Equivalent Resistance

A set of resistors, the calculation of effective resistance, and replacing it with a single resistor
As we mentioned in Section 10.4, we can assign a resistance to any system with two terminals: set up a potential difference \(\Dl V\) between the terminals, measure the current \(I\) that runs through the system, and the resistance is \(R={\Dl V\over I}\). In particular, a combination of resistors with two endpoints have what is called an equivalent resistance \(R_{eq}\) (or sometimes effective resistance). One can replace any set of resistors with a single resistor \(R_{eq}\), and the rest of the circuit won't know the difference.

One can find the equivalent resistance for any combination of resistors with two terminals, but there are two types of combinations for which the formula is easy.

Resistors in Series

We say that two resistors are in series if they are connected together so that all the current through one, passes through the other as well. If you can find a wire from one resistor to the other with no junctions in between, they are in series.

Suppose we have three resistors connected in series, as shown. The current through all three is the same, \(I\). According to the tally method, the potential drop across all three is $$\Dl V=IR_1+IR_2+IR_3$$ and so the equivalent resistance of the three is $$R_{eq}={\Dl V\over I}=R_1+R_2+R_3$$ Generally speaking,

the equivalent resistance of resistors in series is the sum of their resistances $$R_{eq}=R_1+R_2+R_3+\dots$$

Resistors in Parallel

We say that two resistors are in parallel if they are connected so that they have the same potential drop across them. In this picture, the group of wires highlighted in purple are all at one potential \(V_{purple}\), and the group of wires in yellow are all at another potential \(V_{yellow}\), so the potential drop across each resistor is the same: \(\Dl V=V_{purple}-V_{yellow}\).

If a current \(I\) passes into the system of parallel resistors shown, the current has to move from the purple wire to the yellow wire through one of the three resistors. The wire thus splits into three parts, and $$I=I_1+I_2+I_3$$ The current through resistor \(n\) is \(I_n=G_n\Dl V\) where \(G_n=1/R_n\) is the conductance (Section 10.3), and so $$I=G_1\Dl V+G_2\Dl V+G_3\Dl V$$ The equivalent conductance of the three is $$G_{eq}={I\over \Dl V}=G_1+G_2+G_3$$ Generally speaking,

the equivalent conductance of resistors in parallel is the sum of their conductances $$G_{eq}=G_1+G_2+G_3+\dots$$ or $$\frc{R_{eq}}=\frc{R_1}+\frc{R_2}+\frc{R_3}+\dots$$
We can summarize these results as
Resistances add in series, conductances add in parallel.
We can understand this by remembering that resistance is a measure of how hard it is to force current through a wire, and conductance is a measure of how easy it is. Suppose we have a castle with a single road into it, and we have two possible guard animals: a dragon and an angry cat. Obviously, choosing the dragon will make it a lot harder to get into the castle: the dragon has a high resistance and a low conductance. However, if we add the angry cat to the path, even though it has low resistance, its addition necessarily makes it harder to get into the castle, even just by a little bit. Resistances add in series.

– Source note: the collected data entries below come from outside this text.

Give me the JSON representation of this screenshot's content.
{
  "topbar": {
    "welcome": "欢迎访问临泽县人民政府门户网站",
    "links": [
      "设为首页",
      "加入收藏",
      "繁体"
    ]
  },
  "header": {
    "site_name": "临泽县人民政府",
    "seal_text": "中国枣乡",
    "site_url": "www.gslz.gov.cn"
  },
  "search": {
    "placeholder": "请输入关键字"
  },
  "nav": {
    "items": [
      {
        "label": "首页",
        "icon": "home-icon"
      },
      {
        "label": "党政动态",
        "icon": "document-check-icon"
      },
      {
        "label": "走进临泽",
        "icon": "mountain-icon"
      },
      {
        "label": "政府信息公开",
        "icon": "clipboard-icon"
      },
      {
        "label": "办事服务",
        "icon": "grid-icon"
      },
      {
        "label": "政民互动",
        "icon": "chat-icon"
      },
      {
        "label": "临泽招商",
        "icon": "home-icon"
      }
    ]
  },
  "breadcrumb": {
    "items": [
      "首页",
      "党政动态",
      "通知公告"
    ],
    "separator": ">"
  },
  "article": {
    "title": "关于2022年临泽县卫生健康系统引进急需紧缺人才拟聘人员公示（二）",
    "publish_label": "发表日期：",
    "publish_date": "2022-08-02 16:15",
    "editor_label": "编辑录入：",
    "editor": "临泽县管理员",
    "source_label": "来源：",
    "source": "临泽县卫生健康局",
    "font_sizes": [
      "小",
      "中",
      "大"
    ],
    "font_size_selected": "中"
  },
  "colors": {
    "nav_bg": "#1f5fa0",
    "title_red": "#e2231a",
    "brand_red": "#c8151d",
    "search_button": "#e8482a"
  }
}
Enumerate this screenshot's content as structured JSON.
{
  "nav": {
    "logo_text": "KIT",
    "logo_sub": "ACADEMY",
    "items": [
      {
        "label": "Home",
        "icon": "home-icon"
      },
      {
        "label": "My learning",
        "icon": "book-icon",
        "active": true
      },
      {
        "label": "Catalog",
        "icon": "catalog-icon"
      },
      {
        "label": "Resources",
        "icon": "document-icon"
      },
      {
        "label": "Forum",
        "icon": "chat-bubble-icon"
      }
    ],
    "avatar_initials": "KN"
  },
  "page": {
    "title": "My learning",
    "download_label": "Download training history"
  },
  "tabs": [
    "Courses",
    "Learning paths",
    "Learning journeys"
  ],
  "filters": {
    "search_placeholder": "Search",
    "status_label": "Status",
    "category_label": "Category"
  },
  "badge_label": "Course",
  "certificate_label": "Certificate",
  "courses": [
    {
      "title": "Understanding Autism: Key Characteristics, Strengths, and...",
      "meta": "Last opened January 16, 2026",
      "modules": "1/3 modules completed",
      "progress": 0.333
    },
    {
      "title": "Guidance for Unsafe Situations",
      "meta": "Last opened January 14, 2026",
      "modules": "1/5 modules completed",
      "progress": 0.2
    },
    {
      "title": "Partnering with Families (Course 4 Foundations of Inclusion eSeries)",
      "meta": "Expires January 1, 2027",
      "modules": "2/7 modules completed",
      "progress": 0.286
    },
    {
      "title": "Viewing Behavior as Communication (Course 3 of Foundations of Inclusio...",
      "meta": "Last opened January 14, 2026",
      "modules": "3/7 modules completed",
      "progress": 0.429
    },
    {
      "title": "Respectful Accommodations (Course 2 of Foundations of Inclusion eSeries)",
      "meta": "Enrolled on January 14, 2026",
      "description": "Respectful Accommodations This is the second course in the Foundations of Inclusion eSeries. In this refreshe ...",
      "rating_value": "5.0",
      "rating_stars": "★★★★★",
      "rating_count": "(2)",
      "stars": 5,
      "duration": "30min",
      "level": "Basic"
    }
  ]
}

Now suppose we start with the cat guarding the castle alone, but then we add a second road into the castle. Even if this second road is guarded by the dragon, the addition of the road necessarily makes it easier to get into the castle. (Perhaps a knight has a magic dragon-slaying sword and an allergy to cat hair.) Adding an additional path, no matter how difficult, will always increase the conductance. Conductances add in parallel.

What is the equivalent resistance of these two resistors in parallel?
A) 0.9Ω B) 1Ω C) 1.1Ω
D) 5.5Ω E) 10Ω F) 11Ω
Because the two resistors are in parallel, their equivalent resistance must be less than either individual resistance, just as it's easier to get into the castle if there are two roads. That rules out every answer except for A.

Numerically, conductances add in parallel. The conductance of the 1Ω resistor is 1℧, and the conductance of the 10Ω resistor is 0.1℧, so the equivalent conductance is $$G_{eq}=G_1+G_2=1\mho+0.1\mho=1.1\mho,$$ for an equivalent resistance of 0.9Ω.

Most textbooks don't talk about conductance, but instead use the formula $$\frc{R_{eq}}=\frc{R_1}+\frc{R_2}$$ for resistors in parallel, which is basically the same thing. A common mistake here is to flip the two resistances, add them together to get \(\frc{R_{eq}}\), but then forget to flip the result to get \(R_{eq}\). Thinking in terms of conductance might help you avoid this error; the ℧ symbol serves as a reminder that your answer is "upside-down".